There are still triggers...
Looking through photographs of the day Mikaila was born and noticing the extreme pain on the faces in those pictures makes me relive that same pain.
Seeing Mikaila's roses blooming, white butterflies, and reading/hearing of other people's stories are all things that make me feel that empty ache...
Christmas is a big one - and although Mikaila is included every year in some way, it is never ever going to be what it could have been...
My birthday has a much bigger impact.
That was the day I went into labour and Mikaila was born the following day.
That was the day the Doctor told me all was going just fine (even though her heartbeat was 'too fast to count'!!!) and sent me home with a kick-chart to begin filling out.
That was the day I made the decision to start filling it out the following day.
That was the day I made the choice to stay at home for the majority of my labour.
That is the day I have often wished I could relive over again and do differently...
Obviously Mikaila's birthday is a trigger.

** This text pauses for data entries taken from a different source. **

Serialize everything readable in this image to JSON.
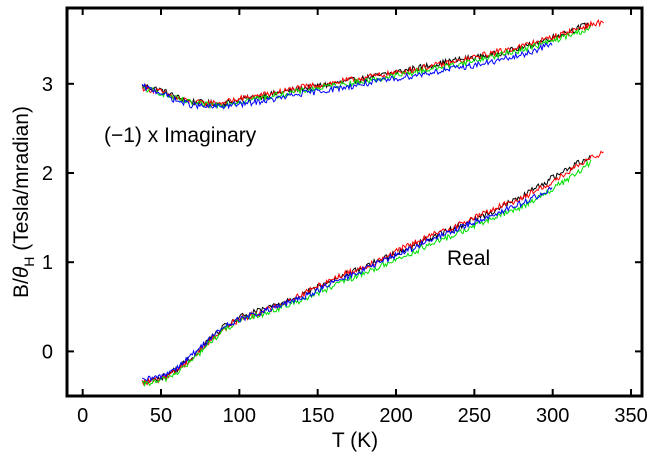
{
  "chart_data": {
    "type": "line",
    "xlabel": "T  (K)",
    "ylabel_main": "B/",
    "ylabel_symbol": "θ",
    "ylabel_sub": "H",
    "ylabel_units": " (Tesla/mradian)",
    "xlim": [
      -10,
      357
    ],
    "ylim": [
      -0.5,
      3.85
    ],
    "xticks": [
      0,
      50,
      100,
      150,
      200,
      250,
      300,
      350
    ],
    "yticks": [
      0,
      1,
      2,
      3
    ],
    "xtick_labels": [
      "0",
      "50",
      "100",
      "150",
      "200",
      "250",
      "300",
      "350"
    ],
    "ytick_labels": [
      "0",
      "1",
      "2",
      "3"
    ],
    "grid": false,
    "legend": "none",
    "annotations": {
      "imaginary": "(−1) x Imaginary",
      "real": "Real"
    },
    "series": [
      {
        "group": "imaginary",
        "color": "#000000",
        "x": [
          38,
          50,
          60,
          70,
          80,
          90,
          100,
          120,
          140,
          160,
          180,
          200,
          220,
          240,
          260,
          280,
          300,
          320,
          325
        ],
        "y": [
          2.98,
          2.93,
          2.85,
          2.8,
          2.78,
          2.78,
          2.82,
          2.88,
          2.95,
          3.0,
          3.06,
          3.13,
          3.2,
          3.27,
          3.32,
          3.4,
          3.52,
          3.65,
          3.68
        ]
      },
      {
        "group": "imaginary",
        "color": "#ff0000",
        "x": [
          38,
          50,
          60,
          70,
          80,
          90,
          100,
          120,
          140,
          160,
          180,
          200,
          220,
          240,
          260,
          280,
          300,
          320,
          333
        ],
        "y": [
          2.96,
          2.91,
          2.84,
          2.79,
          2.78,
          2.79,
          2.83,
          2.89,
          2.96,
          3.01,
          3.07,
          3.12,
          3.19,
          3.25,
          3.34,
          3.42,
          3.52,
          3.64,
          3.7
        ]
      },
      {
        "group": "imaginary",
        "color": "#00e000",
        "x": [
          38,
          50,
          60,
          70,
          80,
          90,
          100,
          120,
          140,
          160,
          180,
          200,
          220,
          240,
          260,
          280,
          300,
          320,
          325
        ],
        "y": [
          2.95,
          2.9,
          2.83,
          2.78,
          2.76,
          2.77,
          2.8,
          2.86,
          2.92,
          2.98,
          3.03,
          3.09,
          3.16,
          3.22,
          3.3,
          3.38,
          3.48,
          3.6,
          3.63
        ]
      },
      {
        "group": "imaginary",
        "color": "#0000ff",
        "x": [
          38,
          50,
          60,
          70,
          80,
          90,
          100,
          120,
          140,
          160,
          180,
          200,
          220,
          240,
          260,
          280,
          300
        ],
        "y": [
          2.97,
          2.9,
          2.81,
          2.76,
          2.74,
          2.75,
          2.77,
          2.82,
          2.89,
          2.94,
          3.0,
          3.06,
          3.12,
          3.18,
          3.24,
          3.32,
          3.45
        ]
      },
      {
        "group": "real",
        "color": "#000000",
        "x": [
          38,
          50,
          60,
          70,
          80,
          90,
          100,
          120,
          140,
          160,
          180,
          200,
          220,
          240,
          260,
          280,
          300,
          310,
          325
        ],
        "y": [
          -0.36,
          -0.3,
          -0.2,
          -0.06,
          0.12,
          0.27,
          0.38,
          0.5,
          0.64,
          0.8,
          0.95,
          1.1,
          1.26,
          1.4,
          1.56,
          1.73,
          1.95,
          2.05,
          2.2
        ]
      },
      {
        "group": "real",
        "color": "#ff0000",
        "x": [
          38,
          50,
          60,
          70,
          80,
          90,
          100,
          120,
          140,
          160,
          180,
          200,
          220,
          240,
          260,
          280,
          300,
          320,
          333
        ],
        "y": [
          -0.35,
          -0.31,
          -0.21,
          -0.08,
          0.1,
          0.25,
          0.36,
          0.48,
          0.64,
          0.82,
          0.95,
          1.12,
          1.28,
          1.42,
          1.58,
          1.72,
          1.9,
          2.12,
          2.25
        ]
      },
      {
        "group": "real",
        "color": "#00e000",
        "x": [
          38,
          50,
          60,
          70,
          80,
          90,
          100,
          120,
          140,
          160,
          180,
          200,
          220,
          240,
          260,
          280,
          300,
          320,
          325
        ],
        "y": [
          -0.37,
          -0.33,
          -0.24,
          -0.1,
          0.08,
          0.24,
          0.34,
          0.45,
          0.58,
          0.73,
          0.88,
          1.03,
          1.18,
          1.33,
          1.48,
          1.62,
          1.82,
          2.05,
          2.15
        ]
      },
      {
        "group": "real",
        "color": "#0000ff",
        "x": [
          38,
          50,
          60,
          70,
          80,
          90,
          100,
          120,
          140,
          160,
          180,
          200,
          220,
          240,
          260,
          280,
          300
        ],
        "y": [
          -0.33,
          -0.28,
          -0.18,
          -0.04,
          0.13,
          0.27,
          0.36,
          0.47,
          0.6,
          0.77,
          0.92,
          1.08,
          1.23,
          1.38,
          1.52,
          1.66,
          1.82
        ]
      }
    ]
  }
}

Each year these are probably the hardest two days of the year... these are the days I am acutely aware of what time it is and where I was on that day in 1998.
But even these days have become easier and less painful over the years and instead of being completely paralysed with grief at these times I am now able to spend them in quiet reflection and I sit with the pain a lot more easily. I am ok with the pain. It is less intense, more of a dull ache, a longing and nostalgia, rather than debilitating agony.
Those who know me and spend time with me on these days are probably aware that I am a little quiet, but anyone who has never known my story would probably not even notice my grief on these days anymore.